Rz. 35

Als dieses neue Modell publiziert wurde, haben viele Personen aus der Versicherungswirtschaft Alarm geschlagen: Der Vorwurf lautete, wir erhielten nun amerikanische Systeme in Deutschland. Es wurde viel darüber geschrieben und diskutiert, dass die Versichertengemeinschaft sich diese erhöhten Schmerzensgelder nicht leisten kann. Einigkeit herrscht wahrscheinlich darüber, dass die jetzigen Schmerzensgelder zu gering sind (taggenaue Berechnung in der Vergangenheit von 0,50 EUR bis 3,50 EUR am Tag trotz Dauerschmerzen). Die Frage ist nun, ob die Versichertengemeinschaft es sich leisten kann, dass höhere Schmerzensgelder an die Betroffenen ausgezahlt werden.

 

Rz. 36

Wenn man den Dschungel der Tarife innerhalb des Kraftfahrzeughaftpflichtbereiches anschaut und sieht, wie viele unnütze Bonus- und Maluspunkte eingeführt wurden, um Anreize für Versicherte zu schaffen, werden Controller der Versicherungswirtschaft bestätigen, dass hier schon Milliarden versenkt wurden. Wie viele Systeme wurden eingeführt – vom Beamtentarif, über den Garagentarif bis hin zum Hauseigentümertarif?! Schon viele unnötige Tarife wurden geschaffen und permanent wieder vom Markt genommen, weil sie nichts genützt haben. Den Geschädigten, die unter Dauerschmerzen leiden, ein höheres Schmerzensgeld zuzubilligen, sollte von allen als gerecht empfunden werden. Daher haben die Autoren sich die Mühe gemacht, eine Schätzung auf Grundlage der vom GDV veröffentlichten Schadensstatistik für Personenschäden vorzunehmen, und errechnet, dass im statistischen Durchschnitt die Kfz-Haftpflichtprämien um ca. 1 bis 2 EUR monatlich steigen würden, wenn das neue Schmerzensgeldmodell umgesetzt würde. Mit Blick auf die Arzthaftungs- und Privathaftpflichtfälle dürfte die Steigerung wegen des insgesamt sehr viel geringeren Schadensvolumens automatisch sehr viel geringer ausfallen. Wir vertreten die Auffassung, dass 1 bis 2 EUR monatlich mit Sicherheit nicht zu viel sind und sich die Versichertengemeinschaft dies leisten könnte. Eine um 1 bis 2 EUR im Monat höhere Prämie wäre von jedem Kfz-Versicherten zu tragen. Jeder kann morgen selbst Opfer sein. Die Versichertengemeinschaft besteht immer aus Tätern und Opfern. Dies sollte sich jeder überlegen und dankbar sein, dass er trotz 8 Millionen Verletzten im Straßenverkehr gesund nach Hause gekommen ist. Betrachtet man die um 1 bis 2 EUR monatlich höhere Prämie, so ist es unter dem Gesichtspunkt von Art. 1 GG wohl nicht gerecht, wenn ein Schwerstverletzter lediglich mit 0,50 EUR bis 3,50 EUR als Tagessatz abgefunden wird. All diejenigen, die jetzt monieren, dass die Versichertengemeinschaft sich dies nicht leisten kann, sollte einen Perspektivwechsel vornehmen und einen Tag in die Rolle des Schwerstgeschädigten schlüpfen und sich einen Tag in einen Rollstuhl setzen. Spätestens dann müsste jeder merken, dass er falsch argumentiert. Wie häufig trinken wir für 3,50 EUR einen Cappuccino in der Stadt, vielleicht auch zweimal am Tag, und geben so 7,00 EUR aus für ein Getränk, ohne darüber auch nur im Geringsten nachzudenken?

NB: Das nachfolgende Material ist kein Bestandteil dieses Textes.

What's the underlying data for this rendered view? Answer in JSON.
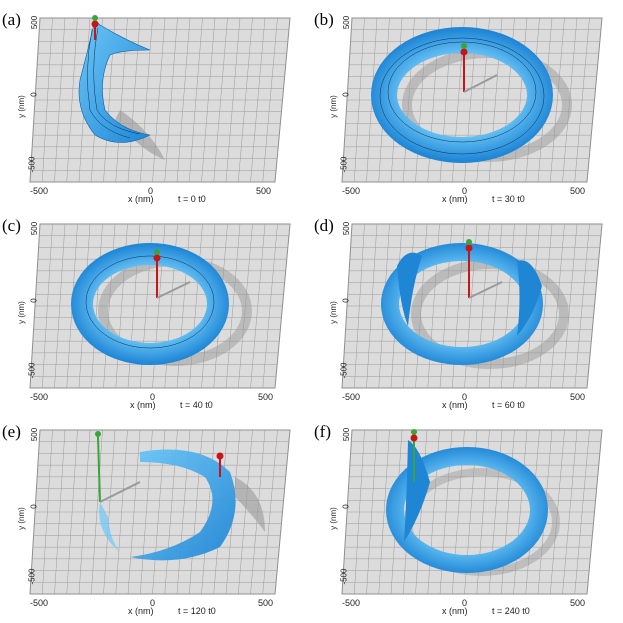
{
  "figure": {
    "x_axis_label": "x (nm)",
    "y_axis_label": "y (nm)",
    "x_ticks": [
      "-500",
      "0",
      "500"
    ],
    "y_ticks": [
      "500",
      "0",
      "-500"
    ],
    "colors": {
      "floor": "#dcdcdc",
      "grid": "#8f8f8f",
      "surface": "#1f86d6",
      "surface_light": "#6cc6f6",
      "shadow": "#9a9a9a",
      "pin_red": "#c81414",
      "pin_green": "#3aa33a"
    },
    "panels": [
      {
        "label": "(a)",
        "time": "t = 0 t0"
      },
      {
        "label": "(b)",
        "time": "t = 30 t0"
      },
      {
        "label": "(c)",
        "time": "t = 40 t0"
      },
      {
        "label": "(d)",
        "time": "t = 60 t0"
      },
      {
        "label": "(e)",
        "time": "t = 120 t0"
      },
      {
        "label": "(f)",
        "time": "t = 240 t0"
      }
    ]
  }
}
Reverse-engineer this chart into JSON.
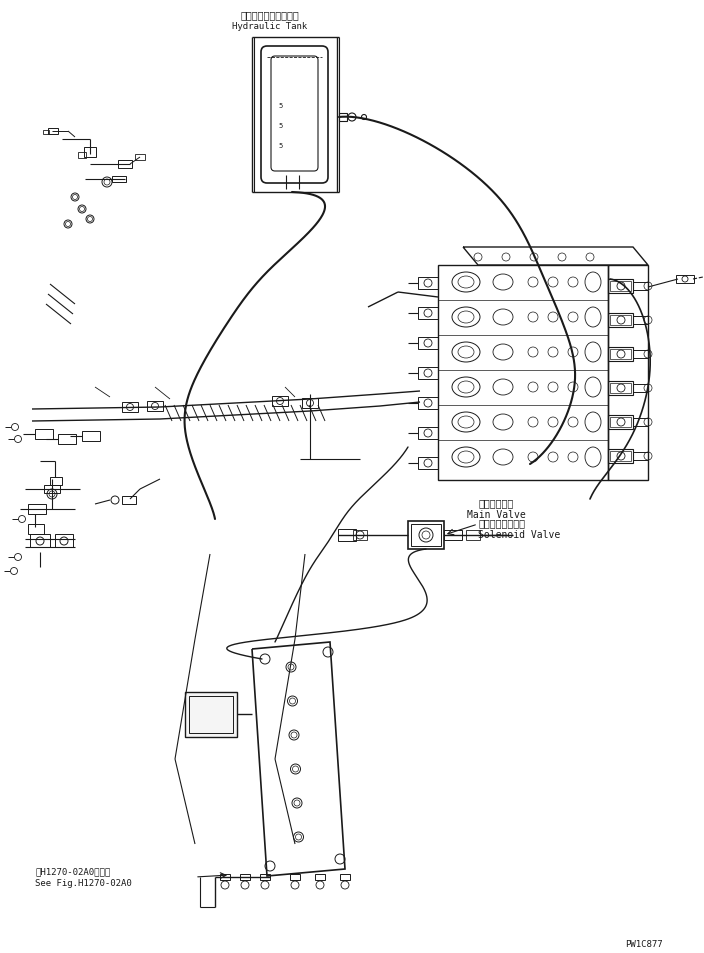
{
  "bg_color": "#ffffff",
  "line_color": "#1a1a1a",
  "title_jp": "ハイドロリックタンク",
  "title_en": "Hydraulic Tank",
  "main_valve_jp": "メインバルブ",
  "main_valve_en": "Main Valve",
  "solenoid_jp": "ソレノイドバルブ",
  "solenoid_en": "Solenoid Valve",
  "ref_jp": "第H1270-02A0図参照",
  "ref_en": "See Fig.H1270-02A0",
  "part_num": "PW1C877",
  "figsize": [
    7.04,
    9.54
  ],
  "dpi": 100
}
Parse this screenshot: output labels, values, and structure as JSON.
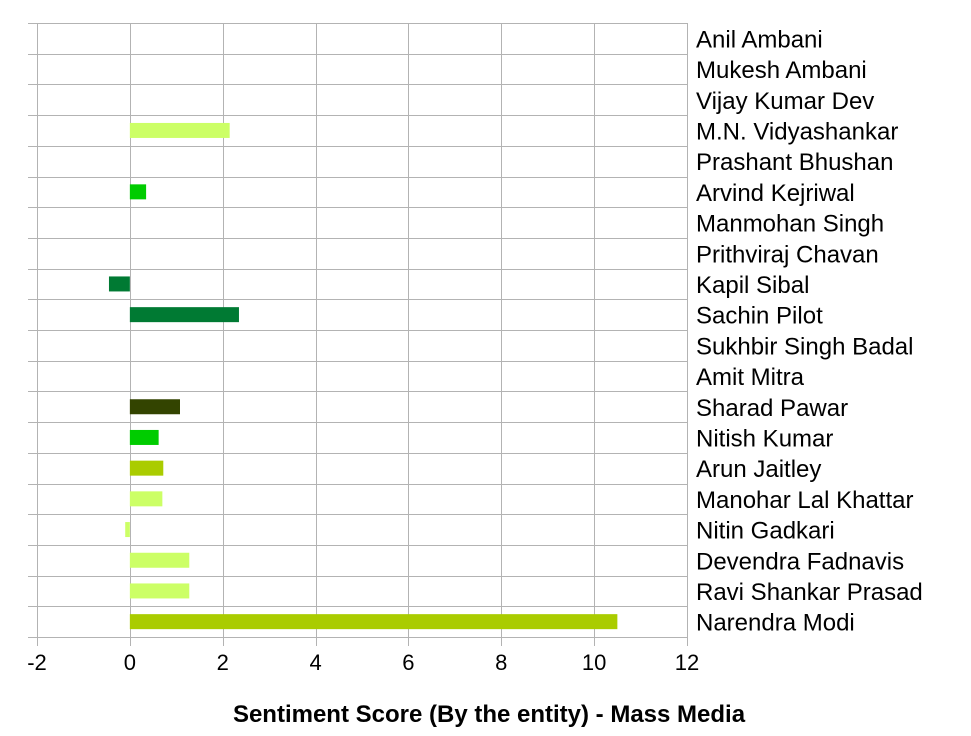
{
  "chart_data": {
    "type": "bar",
    "orientation": "horizontal",
    "xlabel": "Sentiment Score (By the entity) - Mass Media",
    "xlim": [
      -2,
      12
    ],
    "xticks": [
      -2,
      0,
      2,
      4,
      6,
      8,
      10,
      12
    ],
    "grid": true,
    "legend": "none",
    "categories": [
      "Anil Ambani",
      "Mukesh Ambani",
      "Vijay Kumar Dev",
      "M.N. Vidyashankar",
      "Prashant Bhushan",
      "Arvind Kejriwal",
      "Manmohan Singh",
      "Prithviraj Chavan",
      "Kapil Sibal",
      "Sachin Pilot",
      "Sukhbir Singh Badal",
      "Amit Mitra",
      "Sharad Pawar",
      "Nitish Kumar",
      "Arun Jaitley",
      "Manohar Lal Khattar",
      "Nitin Gadkari",
      "Devendra Fadnavis",
      "Ravi Shankar Prasad",
      "Narendra Modi"
    ],
    "values": [
      0,
      0,
      0,
      2.15,
      0,
      0.35,
      0,
      0,
      -0.45,
      2.35,
      0,
      0,
      1.08,
      0.62,
      0.72,
      0.7,
      -0.1,
      1.28,
      1.28,
      10.5
    ],
    "colors": [
      "#ccff66",
      "#ccff66",
      "#ccff66",
      "#ccff66",
      "#00cc00",
      "#00cc00",
      "#007a33",
      "#007a33",
      "#007a33",
      "#007a33",
      "#334400",
      "#334400",
      "#334400",
      "#00cc00",
      "#aacc00",
      "#ccff66",
      "#ccff66",
      "#ccff66",
      "#ccff66",
      "#aacc00"
    ]
  }
}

Berücksichtigt man dann noch, dass man auch viel Geld einsparen kann, z.B. bei Schmerzensgeldern bei Bagatellverletzungen, die unberechtigt sind, so kann diese Einsparung den Geschädigten, die wirklich verletzt sind und die einen Dauerschmerz haben, zugutekommen.

Es ist eine Frage der Prioritätensetzung: Will ich Schwerstgeschädigten helfen oder will ich es nicht? Ich glaube, jeder sollte einmal darüber nachdenken, dass wir uns als reiches und "Wohlstandsland" ohne Probleme diesen geringen Mehrbetrag leisten könnten im Interesse der Schwerstverletzten, die schuldlos in eine solche Lage geraten sind und selbst keine Lobby haben.